The present disclosure relates generally to an assemblage of containers, and particularly to an assemblage of containers containing reams of paper and supported by a shipping pallet.
Historically, the communications papers industry has used 47-inch×35½-inch (47×35½) block or stringer pallets as the primary shipping platforms for cut-size paper. The most common packaging configuration used by the paper industry is the 8.5″×11″ sheet size with 500 sheets per ream and 10 reams per carton with the reams configured in two 5-ream stacks side by side. The block or stringer pallet size accommodates an 8-carton layer footprint for product that fit almost perfectly to the pallet area dimensions with minimal under-hang or over-hang of the cartons relative to the pallet. The stability of the perfect cube of product on the pallet allows the 40 carton pallet configuration (5 layers of the 8 carton footprint) to be safely stacked 3 or 4 pallets high in warehouses and easily accommodated shipment in truck and rail cars with minimal load shifting and minimal bracing to prevent product damage during transit. Over the past 20 years as cut size paper sales migrated into retail distribution channels, these customers required the use of a different pallet size, the 48-inch×40-inch GMA (Grocery Manufacturers of America) design to fit in the standard rack stacking systems routinely used for storage of all products in this industry. For operational ease, in the paper industry the same identical standard carton footprints patterns used on the block and stringer pallets were simply transferred and used routinely on the GMA pallet. In the case of the most common product packaging configuration of cut size product (the 8.5″×11″, 10 ream carton), the standard 8-case layer pallet pattern configuration has usually been adopted. Because this pallet size is now larger than the footprint of the traditional 8-case layer pattern, it creates an under-hang situation of carton footprint relative to the pallet. When attempting to stack the pallets in storage without racks, the upper pallets are no longer supported to the edge of the pallet by the cartons in the lower pallet cube units, creating a less stable stacking unit. Also, during shipment the under-hang of the product on the pallet increases the opportunity for the product damage to occur due to carton shifting in the space that now exists between the carton unit blocks on the pallet, even when the pallets are touching in the load pattern.
To compensate for stacking instability and product damage, material handlers typically limit the heights at which the unit loads are stored to three unit loads per stack. However, in most cases the third unit load is pyramided, that is, it is positioned such that it straddles two side-by-side unit loads. By pyramiding, material handlers are able to store unit loads three high, but they lose ⅓ of a floor spot for every pyramided unit.
Also, to gain storage density and to make pyramiding more practical, material handlers must concentrate like SKUs in one area. This affects operational efficiency in that block storage limits the material handlers' ability to slot SKUs according to the velocity at which they flow in and out of the warehouse. This leads to longer travel distances, which in turn, adds cost by reducing efficiency and increasing truck maintenance and fuel costs.
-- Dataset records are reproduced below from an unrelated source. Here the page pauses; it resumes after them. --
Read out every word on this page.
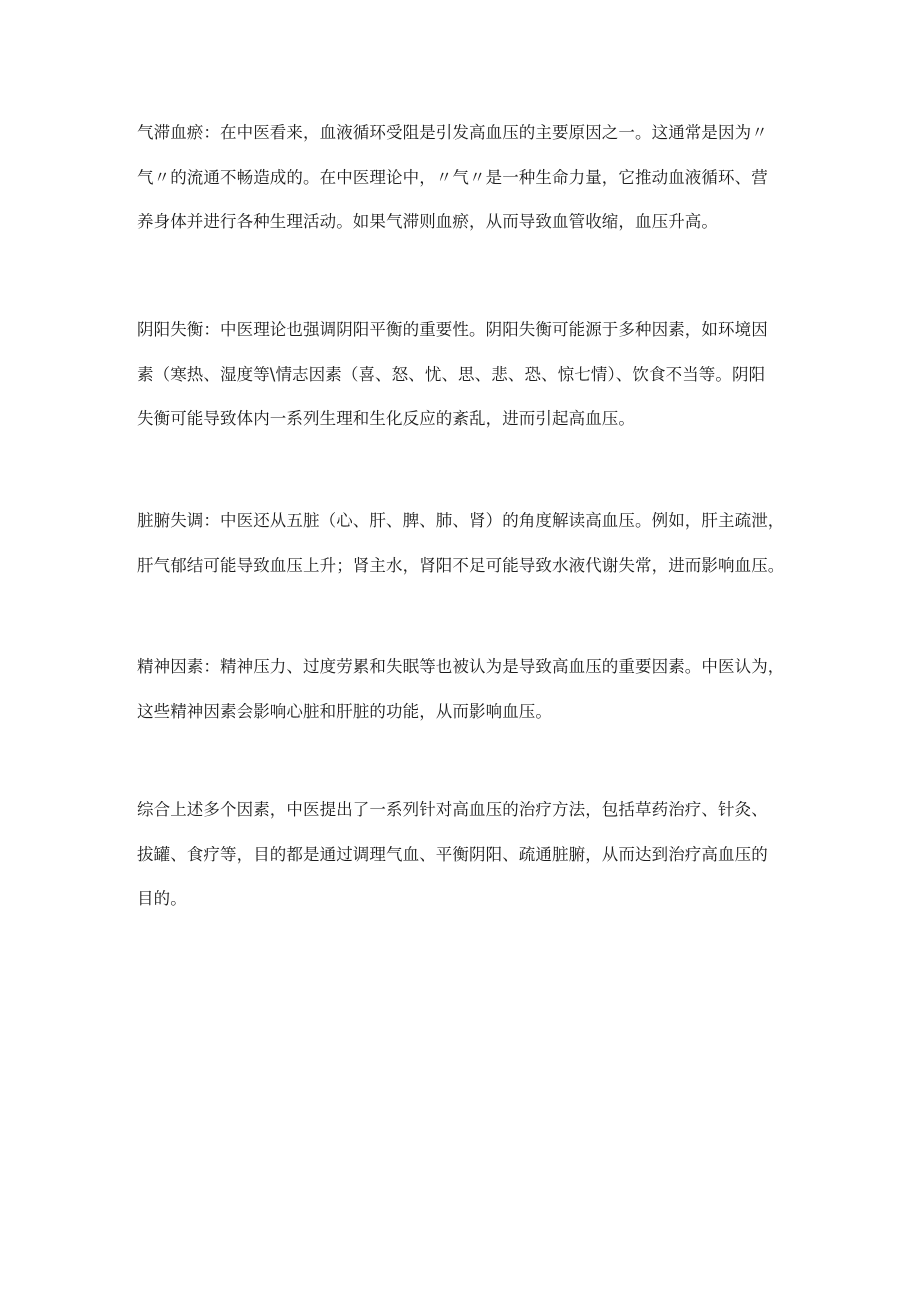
气滞血瘀：在中医看来，血液循环受阻是引发高血压的主要原因之一。这通常是因为〃
气〃的流通不畅造成的。在中医理论中，〃气〃是一种生命力量，它推动血液循环、营
养身体并进行各种生理活动。如果气滞则血瘀，从而导致血管收缩，血压升高。

阴阳失衡：中医理论也强调阴阳平衡的重要性。阴阳失衡可能源于多种因素，如环境因
素（寒热、湿度等\情志因素（喜、怒、忧、思、悲、恐、惊七情）、饮食不当等。阴阳
失衡可能导致体内一系列生理和生化反应的紊乱，进而引起高血压。

脏腑失调：中医还从五脏（心、肝、脾、肺、肾）的角度解读高血压。例如，肝主疏泄，
肝气郁结可能导致血压上升；肾主水，肾阳不足可能导致水液代谢失常，进而影响血压。

精神因素：精神压力、过度劳累和失眠等也被认为是导致高血压的重要因素。中医认为，
这些精神因素会影响心脏和肝脏的功能，从而影响血压。

综合上述多个因素，中医提出了一系列针对高血压的治疗方法，包括草药治疗、针灸、
拔罐、食疗等，目的都是通过调理气血、平衡阴阳、疏通脏腑，从而达到治疗高血压的
目的。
Accordingly, there is a need in the art for palletizing a plurality of layers of containers containing reams of paper in a more ecologically friendly manner that is also suitable for stable long distance transportation and stable stacking at the destination point.
This background information is provided to reveal information believed by the applicant to be of possible relevance to the present invention. No admission is necessarily intended, nor should be construed, that any of the preceding information constitutes prior art against the present invention.